Down from its high attendance of about 450, Muldoon Road now draws about 135 people for Sunday morning worship. About 100 participate in Sunday school. At least 27 people — some in the military — have been baptized since January.
“We’re slowly trying to rebuild a foundation of a sound church,” Thrash said. “We’ve got a brand new Sunday school director, have called a fulltime minister of music, and a husband/wife team leads our very active youth department.
“Recently we baptized a man and three of his sons,” the pastor continued. “They were all in the baptismal waters at the same time. That family is a result of the ministry of the husband/wife team and the youth.”
One challenge for the church is the lack of trained lay leadership, but that is being addressed with a variety of training, discipleship and outreach programs, Thrash said. He is planning to attend a conference in Phoenix in November to learn more about Stephen Ministries, a program to train and involve lay people in personal ministry.
A native Alaskan congregation used to meet in the church, but that work faded before it merged with another congregation. There’s also a need for a congregation to minister to deaf people in Anchorage, and those doors are beginning to open for Muldroon Road.

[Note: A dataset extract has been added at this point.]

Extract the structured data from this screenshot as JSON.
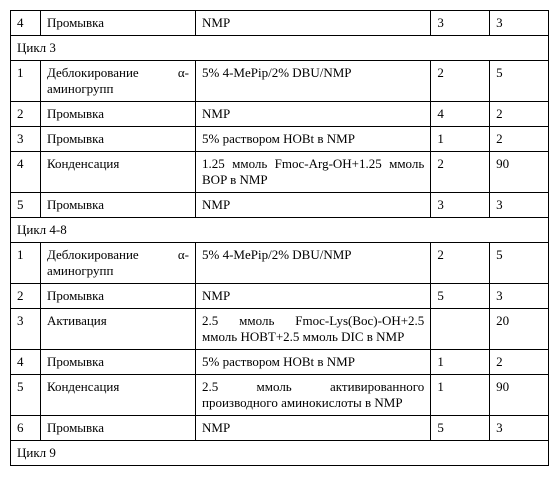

“There are plenty of people here,” Thrash said. “Alaska is probably one of the most unchurched areas of the country. The state has 590,000 people, and almost half of them are in Anchorage. We’ve got great facilities. We just need to get people trained to be able to use them.
“We’re a church with a great past and a struggling present, but the potential is still here,” he said. “We’ve got a great facility and a great location. With God’s help there’s no reason we can’t continue to grow and reach our community.”